2. Le pouvoir a favorisé l’éducation à deux vitesses
Vu que c’est l’état gabonais qui assure la quasi-intégralité des salaires, qui est responsable des affectations, des nominations, des recrutements des enseignants, et aussi de la signature de contrats avec des tiers pays pour faire venir des professeurs au Gabon, évidemment, la responsabilité de l’état de l’éducation ne peut qu’incomber au gouvernement. Au fil du temps, sous le régime Bongo, nous avons assisté à un désagrégement d’une éducation centrale et codifiée, vers une éducation fragmentée, avec des lycées français suivant les programmes de France et des lycées gabonais manquant de tout. Nous nous sommes retrouvés littéralement avec une éducation à la tête du client, à une généralisation de la marchandisation de l’éducation. Pourtant, le discours officiel a toujours été que l’éducation restait un droit humain inaliénable et non soumis aux aléas conjoncturels du marché. Pourtant, nous avons assisté à une institutionnalisation d’une éducation à deux vitesses qui est si flagrante que nous ne pouvions plus parler aujourd’hui d’une vision éducative partagée et commune au Gabon. Le traitement fait aux enseignants reste simplement effarant. Les mesures annoncées par les gouvernements, envers les enseignants, sont souvent ridicules et inégales. Au Gabon, l'enseignement reste un métier trop ingrat (même s’il reste un très beau métier). Enfin, la gestion des ressources humaines dans l'éducation nationale est une honte. Et les réformes annoncées sont loin de convaincre les enseignants. Le gouvernement continue avec ses méthodes de tutorat imposé, pistons et copinage pour le recrutement.
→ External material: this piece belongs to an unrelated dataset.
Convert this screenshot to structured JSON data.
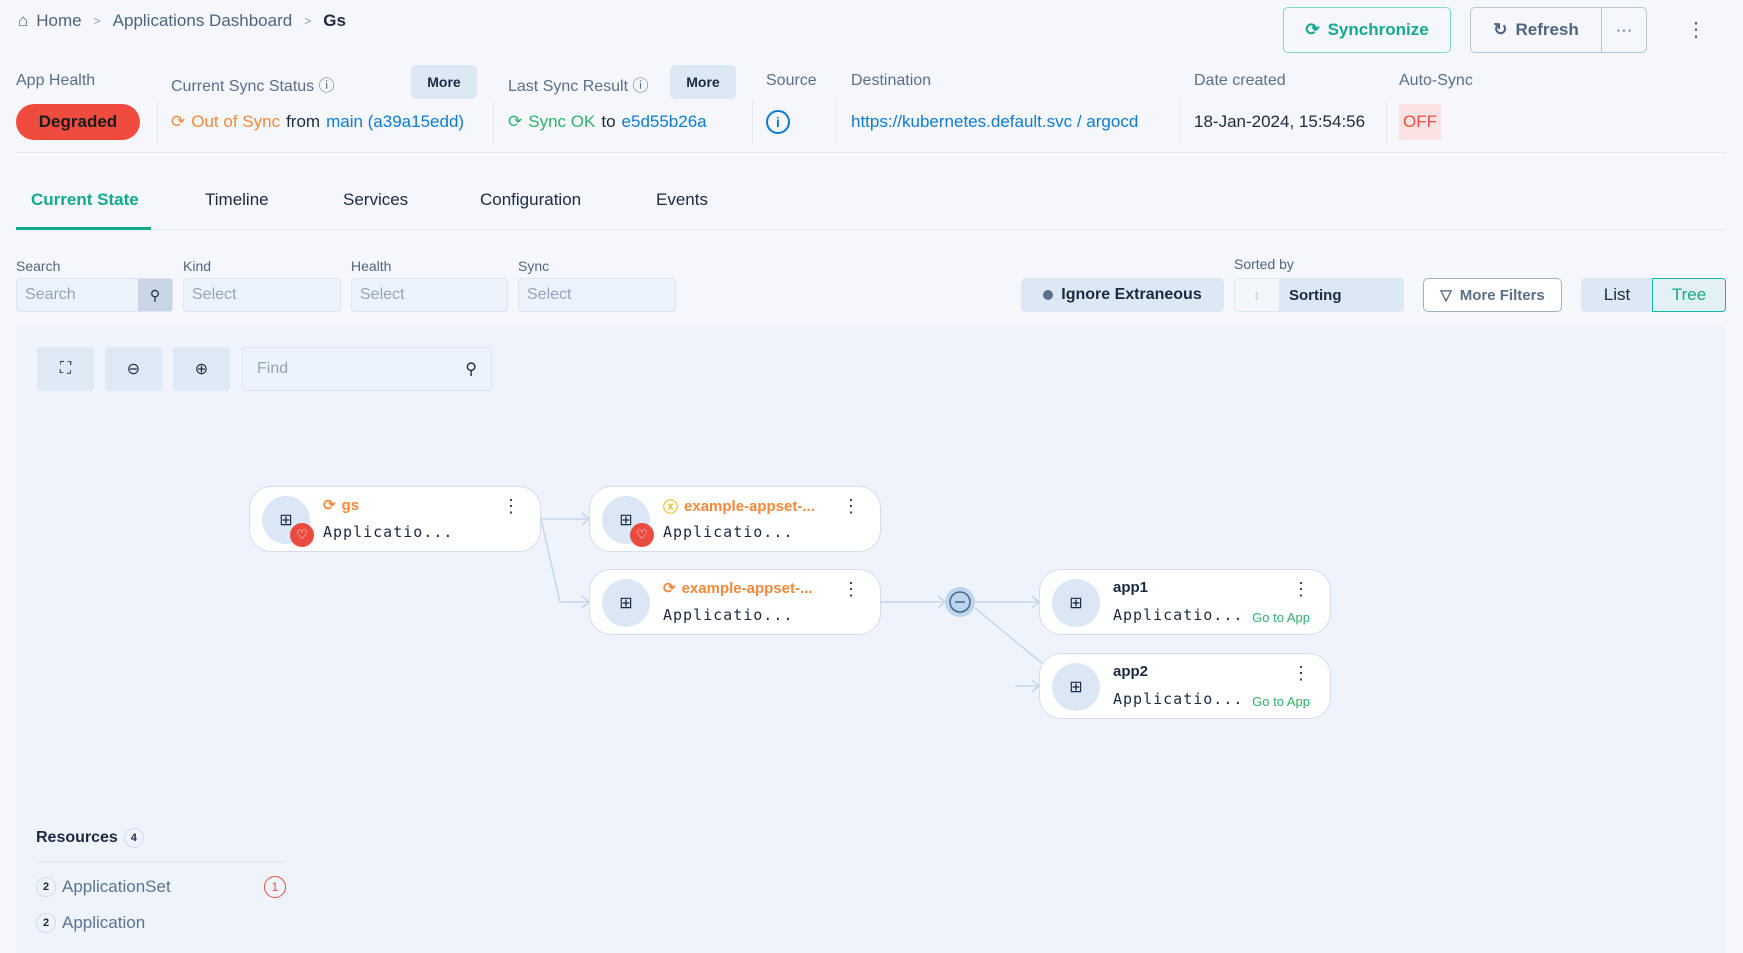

La première solution pour l'éducation au Gabon serait d'écouter les enseignants au lieu d’en faire les boucs émissaires de la catastrophe gabonaise. Il est alarmant de remarquer que sur la RTG1 des « émergents » disent déjà que les problèmes de l’éducation au Gabon viennent des enseignants trop souvent grévistes. Nous sur ce blog disons que les grèves ne sont pas une cause, mais l’effet d’une crise dans notre éducation. Ces grèves sont malheureusement souvent justifiables au regard des conditions de travail réservées à ces enseignants. Nous conclurons en affirmant que les étudiants gabonais n’aient pas baissé de niveau, mais que l’enseignement qui leur est dispensé ne soit plus d’une qualité calibrée sur les exigences des performances d’examens comme le Bac et le BEPC. La preuve est que lorsque les étudiants gabonais sont mis dans des circonstances adéquates dans des institutions étrangères, ils tirent valablement leur épingle du jeu. Donc les capacités sont là, ce sont les conditions de travail qui laissent à désirer.

Comments

  1. Très bonne analyse de notre système éducatif.
    N'ayons pas honte de le reconnaître que les conditions dans les quelles travaillent les enseignants et apprennent nos élèves ne permettent pas d'avoir de bons résultats.
    Il est par conséquent nécessaire que les autorités prennent des mesures adéquates afin de mettre les enseignants dans de bonnes conditions de travail afin d'améliorer les résultats des élèves.
    Pour que les résultats soient améliorés, les enseignants doivent être bien formés, bien traités sur le plan de leur situation administrative, avoir de bonnes conditions de travail par la construction et réhabilitation des structures scolaires afin que les élèves puissent apprendre dans de meilleures conditions.